We've already loaded and splitted a dataset for the following exercises. They're stored in the `X_train`, `X_test`, `y_train` and `y_test` variables.

In a perfect world, where you have all your data clean and ready-to-go, you can create your pipeline with just Scikit-learn's Transformers. However, in the real world, that's not the case, and you'll need to create custom Transformers to get the job done. Take a look at the data set, what do you see?

In [None]:
# Do some data analysis here


While crunching your data, you probably found two issues:

1. There are 3 columns whose name starts with `evil` which are all filled with gibberish
2. There are some values missing in some columns

So, first things first, let's get rid of those columns through a Custom Transformer, so we can plug it in a Scikit Pipeline after.

## Exercise 3: Custom Transformer

In [None]:
# Create a pipeline step called RemoveEvilColumns that removes any
# column whose name starts with the string 'evil'

# YOUR CODE HERE
raise NotImplementedError()

In [None]:
### BEGIN TESTS
assert _hash(sorted(RemoveEvilColumns().fit_transform(X).columns), 'salt5') == '71443dfc3077d773d4c74e958dadf91dc2cc148a'
assert _hash(list(map(lambda col: col.startswith('evil'), RemoveEvilColumns().fit_transform(X_train).columns)), 'salt6') == 'ce45cf3759d2210f2d1315f1673b18f34e3ac711'
### END TESTS

Now that we have our Custom Transformer in place, we can design our pipeline. For the sake of the exercise, you'll want to create a pipeline with the following steps:

1. Removes evil columns
2. Imputes missing values with the mean
3. Has a Random Forest Classifier as the last step

You may use `make_pipeline` to create your pipeline with as many steps as you want as long as the first two are the Custom Transformer you developed previously, a `SimpleImputer` as the second step, and a `RandomForestClassifier` as the last step.

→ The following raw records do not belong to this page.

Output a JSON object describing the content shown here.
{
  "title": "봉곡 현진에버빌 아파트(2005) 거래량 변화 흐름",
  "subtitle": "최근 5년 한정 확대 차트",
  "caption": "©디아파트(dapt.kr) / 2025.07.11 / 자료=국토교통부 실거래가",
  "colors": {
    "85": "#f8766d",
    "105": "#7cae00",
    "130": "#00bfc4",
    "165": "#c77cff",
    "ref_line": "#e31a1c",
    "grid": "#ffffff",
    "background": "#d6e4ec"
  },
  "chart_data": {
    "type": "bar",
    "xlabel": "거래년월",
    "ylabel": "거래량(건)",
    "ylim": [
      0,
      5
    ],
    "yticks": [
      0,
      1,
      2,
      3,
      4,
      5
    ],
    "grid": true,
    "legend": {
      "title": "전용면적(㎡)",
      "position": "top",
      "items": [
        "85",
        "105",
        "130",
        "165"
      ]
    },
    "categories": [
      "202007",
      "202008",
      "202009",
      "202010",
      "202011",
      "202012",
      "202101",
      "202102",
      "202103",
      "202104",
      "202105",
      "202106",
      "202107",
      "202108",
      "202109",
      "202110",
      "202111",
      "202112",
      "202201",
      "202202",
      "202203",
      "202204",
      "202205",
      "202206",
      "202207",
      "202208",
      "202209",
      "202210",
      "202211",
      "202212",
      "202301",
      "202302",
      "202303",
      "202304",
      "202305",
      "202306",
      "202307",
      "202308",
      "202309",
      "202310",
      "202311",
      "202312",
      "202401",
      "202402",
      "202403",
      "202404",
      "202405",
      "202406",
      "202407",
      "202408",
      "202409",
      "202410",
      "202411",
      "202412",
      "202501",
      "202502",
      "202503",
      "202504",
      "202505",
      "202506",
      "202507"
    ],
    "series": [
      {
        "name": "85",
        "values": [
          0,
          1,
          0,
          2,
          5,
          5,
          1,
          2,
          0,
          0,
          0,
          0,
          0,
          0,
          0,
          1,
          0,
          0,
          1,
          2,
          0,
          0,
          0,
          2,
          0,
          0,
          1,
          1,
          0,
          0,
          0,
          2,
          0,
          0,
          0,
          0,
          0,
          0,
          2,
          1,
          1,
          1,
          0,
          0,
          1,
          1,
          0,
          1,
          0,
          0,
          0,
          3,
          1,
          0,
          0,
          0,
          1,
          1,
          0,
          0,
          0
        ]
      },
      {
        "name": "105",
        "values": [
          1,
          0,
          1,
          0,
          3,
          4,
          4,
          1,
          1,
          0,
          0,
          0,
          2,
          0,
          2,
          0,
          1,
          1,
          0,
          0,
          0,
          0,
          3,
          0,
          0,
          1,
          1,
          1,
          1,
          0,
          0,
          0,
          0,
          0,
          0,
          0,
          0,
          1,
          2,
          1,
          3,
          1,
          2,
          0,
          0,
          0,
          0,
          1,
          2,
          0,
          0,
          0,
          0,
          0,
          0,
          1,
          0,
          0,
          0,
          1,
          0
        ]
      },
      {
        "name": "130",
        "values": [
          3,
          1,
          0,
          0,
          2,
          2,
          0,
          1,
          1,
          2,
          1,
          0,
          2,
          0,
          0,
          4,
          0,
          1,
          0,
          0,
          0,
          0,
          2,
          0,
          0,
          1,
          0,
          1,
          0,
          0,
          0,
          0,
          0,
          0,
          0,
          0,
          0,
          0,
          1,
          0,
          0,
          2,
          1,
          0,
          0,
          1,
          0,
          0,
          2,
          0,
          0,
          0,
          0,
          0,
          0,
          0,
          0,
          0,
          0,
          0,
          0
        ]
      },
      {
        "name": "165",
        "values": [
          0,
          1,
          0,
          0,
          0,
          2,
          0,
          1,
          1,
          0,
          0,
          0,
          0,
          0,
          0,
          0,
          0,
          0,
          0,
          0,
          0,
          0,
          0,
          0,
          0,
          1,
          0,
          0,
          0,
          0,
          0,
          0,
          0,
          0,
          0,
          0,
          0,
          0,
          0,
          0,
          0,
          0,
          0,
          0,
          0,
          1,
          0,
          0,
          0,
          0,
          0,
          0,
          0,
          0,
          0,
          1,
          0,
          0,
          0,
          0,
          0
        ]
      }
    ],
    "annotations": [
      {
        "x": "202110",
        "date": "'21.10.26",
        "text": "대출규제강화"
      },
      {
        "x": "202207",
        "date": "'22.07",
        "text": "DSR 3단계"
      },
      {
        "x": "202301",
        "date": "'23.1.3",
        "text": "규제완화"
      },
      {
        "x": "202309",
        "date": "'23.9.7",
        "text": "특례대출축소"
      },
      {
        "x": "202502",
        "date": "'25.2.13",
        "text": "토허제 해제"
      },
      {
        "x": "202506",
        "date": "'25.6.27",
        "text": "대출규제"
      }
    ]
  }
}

## Exercise 4: Scikit Pipelines

In [None]:
# YOUR CODE HERE
raise NotImplementedError()

In [None]:
### BEGIN TESTS
assert _hash(pipeline.steps[0][0], 'salt7') == 'a7b78d9fa6c8307ff8cdf5d99be86cecb007a8d1'
assert _hash(pipeline.steps[1][0], 'salt8') == 'ca83eaea1a7e243fa5574cfa6f52831166ee0f32'
assert _hash(pipeline.steps[-1][0], 'salt9') == '0d66ba4309ad4939673169e74f87088dcadd510b'
### END TESTS

Does it work? Let's check it out on our dataset!

In [None]:
pipeline.fit(X_train, y_train)

In [None]:
y_pred = pipeline.predict(X_test)
accuracy_score(y_test, y_pred)

That's it for this Exercise Notebook! It doesn't get much cleaner than this, does it?

You can still practice around with pipelines, maybe add a few more steps. See how you can adapt your pipeline and how it affects the predictions.

Can you see how Scikit-learn's Pipelines might save time? Can you imagine how useful that would be in stressful situations (like, *for example*, an Hackathon)?